1

I have a text file that looks like this:

   rno-miR-344-5p
   miRPlus_11239/mmu-miR-383/rno-miR-383
   hsa-miR-301a/mmu-miR-301a/rno-miR-301a
   hsa-miR-199a-3p/hsa-miR-199b-3p/mmu-miR-199a-3p/mmu-miR-199b/rno-miR-199a-3p
   Empty
   Hy3
   rno-miR-1

   rno-miR-598-5p
   spike_control_h

   Empty

I would like to print every line. BUT for those lines that contain e.g. hsa-miR-301a/mmu-miR-301a/rno-miR-301a I would like to print only the rno-miR-etc part.

I've been trying to do this with awk but I out of my depth.

1 Answer 1

2

assuming slash only occurs on the lines you are targetting:

awk -F/ '{print $NF}' file

will print only the last slash-separated field. On lines with no slash, field 1 is also the last field.

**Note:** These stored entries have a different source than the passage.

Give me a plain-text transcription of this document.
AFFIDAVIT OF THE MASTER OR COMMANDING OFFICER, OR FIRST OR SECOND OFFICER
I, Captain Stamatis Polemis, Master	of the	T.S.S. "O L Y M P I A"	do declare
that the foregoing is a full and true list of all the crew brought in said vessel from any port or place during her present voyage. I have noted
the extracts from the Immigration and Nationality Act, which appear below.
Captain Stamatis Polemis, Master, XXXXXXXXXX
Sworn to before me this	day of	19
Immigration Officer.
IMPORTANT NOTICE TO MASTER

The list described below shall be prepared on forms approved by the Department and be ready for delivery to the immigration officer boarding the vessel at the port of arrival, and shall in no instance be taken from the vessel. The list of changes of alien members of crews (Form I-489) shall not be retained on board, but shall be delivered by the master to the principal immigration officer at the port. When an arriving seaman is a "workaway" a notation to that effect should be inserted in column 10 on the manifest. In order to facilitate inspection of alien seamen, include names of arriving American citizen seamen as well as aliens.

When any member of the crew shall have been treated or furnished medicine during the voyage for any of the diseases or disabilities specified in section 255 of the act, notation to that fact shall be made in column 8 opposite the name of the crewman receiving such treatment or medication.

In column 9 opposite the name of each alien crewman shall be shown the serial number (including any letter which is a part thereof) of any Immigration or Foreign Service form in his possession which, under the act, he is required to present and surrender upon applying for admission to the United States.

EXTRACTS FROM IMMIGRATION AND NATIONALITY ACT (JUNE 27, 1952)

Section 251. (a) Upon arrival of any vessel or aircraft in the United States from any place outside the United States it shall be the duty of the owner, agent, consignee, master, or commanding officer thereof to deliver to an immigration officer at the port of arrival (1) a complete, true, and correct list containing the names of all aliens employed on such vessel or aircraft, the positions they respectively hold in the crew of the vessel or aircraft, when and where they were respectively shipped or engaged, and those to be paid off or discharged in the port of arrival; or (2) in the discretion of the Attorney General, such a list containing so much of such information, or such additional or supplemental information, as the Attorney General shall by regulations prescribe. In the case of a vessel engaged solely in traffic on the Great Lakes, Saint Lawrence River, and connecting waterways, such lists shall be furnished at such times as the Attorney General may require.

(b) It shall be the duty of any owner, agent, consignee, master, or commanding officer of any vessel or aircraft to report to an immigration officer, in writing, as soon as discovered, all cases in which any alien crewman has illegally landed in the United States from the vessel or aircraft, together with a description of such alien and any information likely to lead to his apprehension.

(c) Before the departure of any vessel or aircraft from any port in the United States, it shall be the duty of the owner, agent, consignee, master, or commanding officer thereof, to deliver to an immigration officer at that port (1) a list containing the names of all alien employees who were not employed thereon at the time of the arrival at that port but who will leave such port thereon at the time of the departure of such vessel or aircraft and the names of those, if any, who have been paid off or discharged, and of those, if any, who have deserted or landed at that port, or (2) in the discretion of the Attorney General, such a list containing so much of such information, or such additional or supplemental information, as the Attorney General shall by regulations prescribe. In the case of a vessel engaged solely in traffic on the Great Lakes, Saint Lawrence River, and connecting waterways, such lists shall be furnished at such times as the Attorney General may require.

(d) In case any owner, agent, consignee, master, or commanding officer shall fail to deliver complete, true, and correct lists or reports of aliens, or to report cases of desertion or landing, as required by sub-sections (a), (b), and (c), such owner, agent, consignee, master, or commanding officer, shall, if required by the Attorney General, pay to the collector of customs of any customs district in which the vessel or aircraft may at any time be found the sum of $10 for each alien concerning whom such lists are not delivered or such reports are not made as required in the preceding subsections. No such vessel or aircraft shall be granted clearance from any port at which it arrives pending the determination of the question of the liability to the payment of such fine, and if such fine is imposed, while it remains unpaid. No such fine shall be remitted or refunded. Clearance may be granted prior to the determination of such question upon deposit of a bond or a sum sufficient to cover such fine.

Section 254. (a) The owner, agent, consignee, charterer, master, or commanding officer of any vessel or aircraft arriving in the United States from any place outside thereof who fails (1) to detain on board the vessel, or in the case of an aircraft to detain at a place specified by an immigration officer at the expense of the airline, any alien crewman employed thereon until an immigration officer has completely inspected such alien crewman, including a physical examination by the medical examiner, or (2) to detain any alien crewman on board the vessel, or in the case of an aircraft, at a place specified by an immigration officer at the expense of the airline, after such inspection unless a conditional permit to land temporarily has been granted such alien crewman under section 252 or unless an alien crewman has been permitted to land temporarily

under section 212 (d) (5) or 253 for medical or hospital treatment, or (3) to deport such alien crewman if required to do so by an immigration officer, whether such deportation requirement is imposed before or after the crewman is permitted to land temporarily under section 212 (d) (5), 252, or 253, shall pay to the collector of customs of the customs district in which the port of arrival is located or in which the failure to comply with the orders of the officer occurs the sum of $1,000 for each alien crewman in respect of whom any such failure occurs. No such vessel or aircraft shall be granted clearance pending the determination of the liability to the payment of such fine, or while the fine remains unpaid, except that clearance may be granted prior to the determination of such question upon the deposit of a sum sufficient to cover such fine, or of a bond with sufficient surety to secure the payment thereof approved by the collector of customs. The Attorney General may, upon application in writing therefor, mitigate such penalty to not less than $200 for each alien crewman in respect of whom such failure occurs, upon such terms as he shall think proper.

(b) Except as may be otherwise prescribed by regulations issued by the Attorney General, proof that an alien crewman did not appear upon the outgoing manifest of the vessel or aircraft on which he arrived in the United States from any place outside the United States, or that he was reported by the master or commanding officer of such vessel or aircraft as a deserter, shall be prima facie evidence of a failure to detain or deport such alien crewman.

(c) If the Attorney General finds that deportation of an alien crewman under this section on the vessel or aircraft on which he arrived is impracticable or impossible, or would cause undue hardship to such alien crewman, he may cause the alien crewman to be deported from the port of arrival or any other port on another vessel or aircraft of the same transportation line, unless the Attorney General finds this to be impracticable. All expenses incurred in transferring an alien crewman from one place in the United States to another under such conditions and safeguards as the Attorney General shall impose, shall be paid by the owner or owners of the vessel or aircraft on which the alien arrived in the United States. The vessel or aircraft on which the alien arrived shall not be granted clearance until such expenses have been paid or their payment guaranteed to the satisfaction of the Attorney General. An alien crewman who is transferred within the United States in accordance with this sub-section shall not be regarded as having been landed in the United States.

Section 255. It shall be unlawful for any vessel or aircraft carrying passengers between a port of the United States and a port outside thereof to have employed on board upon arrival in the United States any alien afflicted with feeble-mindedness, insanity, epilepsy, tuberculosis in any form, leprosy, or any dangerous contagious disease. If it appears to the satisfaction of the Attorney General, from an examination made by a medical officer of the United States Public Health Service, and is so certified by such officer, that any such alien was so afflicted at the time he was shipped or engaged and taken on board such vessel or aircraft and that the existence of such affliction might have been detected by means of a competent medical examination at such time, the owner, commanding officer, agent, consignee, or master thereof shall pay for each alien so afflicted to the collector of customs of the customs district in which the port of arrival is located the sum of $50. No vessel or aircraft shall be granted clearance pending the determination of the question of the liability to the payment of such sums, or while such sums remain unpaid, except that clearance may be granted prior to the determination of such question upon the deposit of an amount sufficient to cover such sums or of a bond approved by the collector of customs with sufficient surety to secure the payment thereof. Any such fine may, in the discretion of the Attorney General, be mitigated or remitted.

If you are specifically targetting lines starting with hsa-miR, then:

awk -F/ '/^hsa-miR/ {print $NF; next} {print}' file
3
  • Great, you're first solution is perfect. Could you please explain it?
    – duff
    May 19, 2014 at 17:26
  • I thought I did. The -F option defines the field separator. The NF variable is the number of fields. The $ operator refers to the value of the given field number. May 19, 2014 at 17:40
  • Indeed you did. After posting I thought 'How lazy I am!' and went a looked up what NF did. Thanks again.